No matter how effective a mnemonic device is, without repetition, the effects will eventually disappear. But, what if we could make the repetition automatic, on reflex, subconscious even? Such a reflex repetition would be the closest thing to the effect an L2 environment has on the memory of a language learner – constant recycling of the (target) language. How do we do that? By embedding memory triggers from learners’ immediate surroundings into mnemonic devices! Why? So she could not possibly forget to “repeat”; to facilitate the subconscious recycling of the target memory (language) every time she comes across the repetition trigger- which is bound to be quite often since we make it a place or an object she is in constant contact with!

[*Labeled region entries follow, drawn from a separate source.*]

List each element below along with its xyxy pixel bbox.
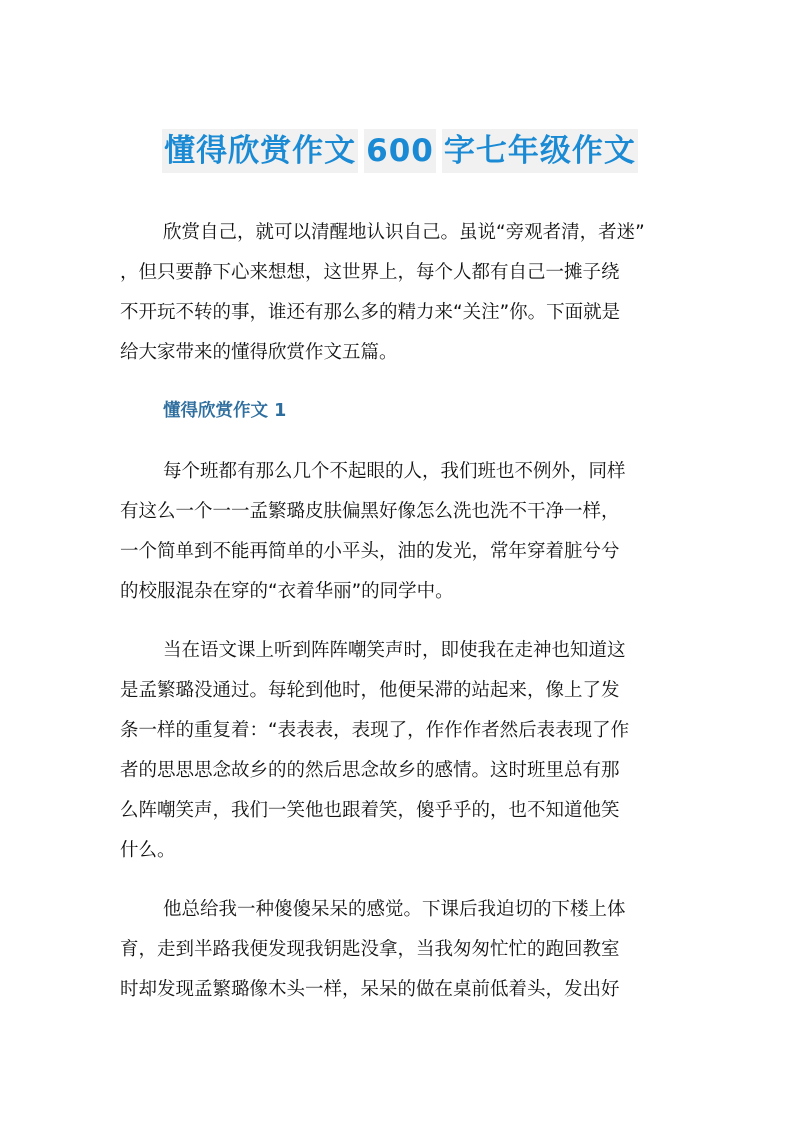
title-segment: 600 [364,129,436,173]
text-line: 时却发现孟繁璐像木头一样，呆呆的做在桌前低着头，发出好 [120,979,620,1000]
text-line: 当在语文课上听到阵阵嘲笑声时，即使我在走神也知道这 [163,640,626,661]
text-line: 每个班都有那么几个不起眼的人，我们班也不例外，同样 [163,461,626,482]
text-line: 的校服混杂在穿的“衣着华丽”的同学中。 [120,581,454,602]
document-body [120,213,680,1010]
text-line: 么阵嘲笑声，我们一笑他也跟着笑，傻乎乎的，也不知道他笑 [120,800,620,821]
intro-paragraph [120,213,680,373]
text-line: 育，走到半路我便发现我钥匙没拿，当我匆匆忙忙的跑回教室 [120,939,620,960]
title-segment: 懂得欣赏作文 [162,129,358,173]
section-heading: 懂得欣赏作文 1 [163,401,287,421]
text-line: 是孟繁璐没通过。每轮到他时，他便呆滞的站起来，像上了发 [120,680,620,701]
text-line: 什么。 [120,840,176,861]
document-title [0,129,800,173]
text-line: 条一样的重复着：“表表表，表现了，作作作者然后表表现了作 [120,720,630,741]
text-line: ，但只要静下心来想想，这世界上，每个人都有自己一摊子绕 [120,262,620,283]
text-line: 有这么一个一一孟繁璐皮肤偏黑好像怎么洗也洗不干净一样， [120,501,620,522]
text-line: 欣赏自己，就可以清醒地认识自己。虽说“旁观者清，者迷” [163,222,645,243]
body-paragraph [120,890,680,1010]
text-line: 者的思思思念故乡的的然后思念故乡的感情。这时班里总有那 [120,760,620,781]
text-line: 给大家带来的懂得欣赏作文五篇。 [120,342,398,363]
text-line: 不开玩不转的事，谁还有那么多的精力来“关注”你。下面就是 [120,302,621,323]
body-paragraph [120,452,680,612]
text-line: 一个简单到不能再简单的小平头，油的发光，常年穿着脏兮兮 [120,541,620,562]
body-paragraph [120,631,680,871]
text-line: 他总给我一种傻傻呆呆的感觉。下课后我迫切的下楼上体 [163,899,626,920]
title-segment: 字七年级作文 [442,129,638,173]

This is how we did it with the “dress” girl. After the procedure described above she was led to imagine her own wardrobe. Every time she opened it, the hurricane of strange pink dresses, scared footballers and yelling spectators would immediately pop out with every (real, her own) dress she touches.
A Final Example
Here is another, very simple, yet effective, example from a CAE student. She used to categorise her mistakes and suggestions for improvement according to language skills (speaking, writing, listening and reading). She used rubber bracelets (bands), very fashionable at the time, in different colours. The receptive skills and the productive skills ‘were’ on different arms. Needless to say that those memory triggers were constantly in her field of vision, which kept refreshing her memory both in and out of class, and quite often, since she used to wear them all the time. All she had to do was to “paint”, i.e. to overemphasise one of those colours in mnemonic devices she was creating to remember various language points and exam strategies. In a similar way we can train our students to “place” their mnemonic devices around the classroom and/or the room they spend most time in.
There is much more to be said on the use of mnemonics in different areas of language learning. But the practices outlined in this text, especially those related to repetition, may provide an inquisitive and creative teacher with useful tools for even better facilitation of his learners’ progress and enhancement of their autonomy.

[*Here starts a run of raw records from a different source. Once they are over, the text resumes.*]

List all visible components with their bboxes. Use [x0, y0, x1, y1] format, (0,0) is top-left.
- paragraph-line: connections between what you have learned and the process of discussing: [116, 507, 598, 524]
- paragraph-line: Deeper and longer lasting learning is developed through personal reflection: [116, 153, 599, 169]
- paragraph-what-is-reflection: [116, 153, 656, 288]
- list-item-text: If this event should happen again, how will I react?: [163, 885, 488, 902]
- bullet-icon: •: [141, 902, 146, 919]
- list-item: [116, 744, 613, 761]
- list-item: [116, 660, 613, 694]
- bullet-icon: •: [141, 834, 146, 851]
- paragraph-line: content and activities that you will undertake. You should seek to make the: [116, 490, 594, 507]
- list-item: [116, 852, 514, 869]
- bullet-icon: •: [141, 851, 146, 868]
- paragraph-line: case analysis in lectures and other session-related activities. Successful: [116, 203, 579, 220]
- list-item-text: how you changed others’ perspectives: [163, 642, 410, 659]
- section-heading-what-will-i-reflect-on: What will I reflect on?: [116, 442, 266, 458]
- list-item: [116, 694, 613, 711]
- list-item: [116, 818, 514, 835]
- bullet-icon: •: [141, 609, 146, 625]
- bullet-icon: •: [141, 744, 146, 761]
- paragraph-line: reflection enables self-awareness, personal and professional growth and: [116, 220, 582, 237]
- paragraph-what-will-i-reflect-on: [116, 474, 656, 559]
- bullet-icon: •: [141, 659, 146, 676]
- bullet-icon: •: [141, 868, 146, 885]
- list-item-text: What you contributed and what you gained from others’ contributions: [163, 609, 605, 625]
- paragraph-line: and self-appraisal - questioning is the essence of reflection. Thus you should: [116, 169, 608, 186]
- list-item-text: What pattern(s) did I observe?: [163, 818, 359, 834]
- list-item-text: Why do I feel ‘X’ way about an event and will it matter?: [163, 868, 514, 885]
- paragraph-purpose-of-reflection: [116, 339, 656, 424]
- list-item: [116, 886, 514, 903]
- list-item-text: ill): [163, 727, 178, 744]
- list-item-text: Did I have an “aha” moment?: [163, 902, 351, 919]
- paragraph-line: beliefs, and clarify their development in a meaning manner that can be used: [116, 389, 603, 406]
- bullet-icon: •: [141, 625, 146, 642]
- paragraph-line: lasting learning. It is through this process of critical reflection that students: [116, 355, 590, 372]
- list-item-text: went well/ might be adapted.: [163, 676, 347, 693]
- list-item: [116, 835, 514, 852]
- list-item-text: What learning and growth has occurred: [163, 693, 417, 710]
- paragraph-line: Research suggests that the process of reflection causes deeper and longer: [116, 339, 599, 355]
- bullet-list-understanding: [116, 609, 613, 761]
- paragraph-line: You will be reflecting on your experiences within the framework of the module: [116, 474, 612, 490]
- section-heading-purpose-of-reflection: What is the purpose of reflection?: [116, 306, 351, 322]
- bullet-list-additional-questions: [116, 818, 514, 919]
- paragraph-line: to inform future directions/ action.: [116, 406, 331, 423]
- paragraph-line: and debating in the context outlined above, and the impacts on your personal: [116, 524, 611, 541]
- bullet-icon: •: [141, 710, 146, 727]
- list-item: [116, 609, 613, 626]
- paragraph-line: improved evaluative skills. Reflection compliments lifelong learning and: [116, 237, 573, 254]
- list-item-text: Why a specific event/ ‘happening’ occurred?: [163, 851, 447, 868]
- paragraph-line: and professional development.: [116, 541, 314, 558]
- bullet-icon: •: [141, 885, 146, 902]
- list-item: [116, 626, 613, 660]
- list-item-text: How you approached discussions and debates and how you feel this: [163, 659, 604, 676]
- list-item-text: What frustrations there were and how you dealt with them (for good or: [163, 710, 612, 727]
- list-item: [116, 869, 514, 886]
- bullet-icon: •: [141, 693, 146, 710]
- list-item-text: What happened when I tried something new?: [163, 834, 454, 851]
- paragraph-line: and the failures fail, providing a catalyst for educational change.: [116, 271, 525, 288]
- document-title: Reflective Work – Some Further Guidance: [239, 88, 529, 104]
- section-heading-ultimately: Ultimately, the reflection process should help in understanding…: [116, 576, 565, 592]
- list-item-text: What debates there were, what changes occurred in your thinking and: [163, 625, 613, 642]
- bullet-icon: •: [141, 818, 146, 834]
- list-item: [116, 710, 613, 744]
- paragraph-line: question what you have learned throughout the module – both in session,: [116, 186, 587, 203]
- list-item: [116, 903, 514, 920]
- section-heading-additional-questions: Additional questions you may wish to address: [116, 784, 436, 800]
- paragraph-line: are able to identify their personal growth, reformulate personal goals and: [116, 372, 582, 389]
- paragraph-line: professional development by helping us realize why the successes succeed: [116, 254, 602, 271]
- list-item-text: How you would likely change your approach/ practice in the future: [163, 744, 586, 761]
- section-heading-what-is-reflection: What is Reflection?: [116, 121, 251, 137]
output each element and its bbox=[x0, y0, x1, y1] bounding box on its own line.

Morgan, J. & Rinvolucry, M.1986. Vocabulary. OUP
Fuller, G. 1987. How to Learn a Foreign Language. Storm King Press
Thornbury, S. 2002. How to Teach Vocabulary. Pearson Education Ltd.
Cicero: De Oratore
The most important principles regarding mnemonics in general (e.g. points 1 and 2 above) I have learned from a Serbian author who wrote in the 1970s under the pseudonym Art M. Semorie, and his extensive, two-volume book called “Super pamćenje”, i.e. “Super Memory”, registered in the Yugoslav Copyright Agency under the number K-2/76. Unfortunately, it is not available in English.
Alex Zagorac, a teacher with BKC-IH Moscow, has been teaching students of different levels for over 17 years. Memory techniques are but one of his special interests – he is very keen on using the Silent Way and other approaches and techniques which help his students become as autonomous as possible, including highlighting connections between L1 and L2.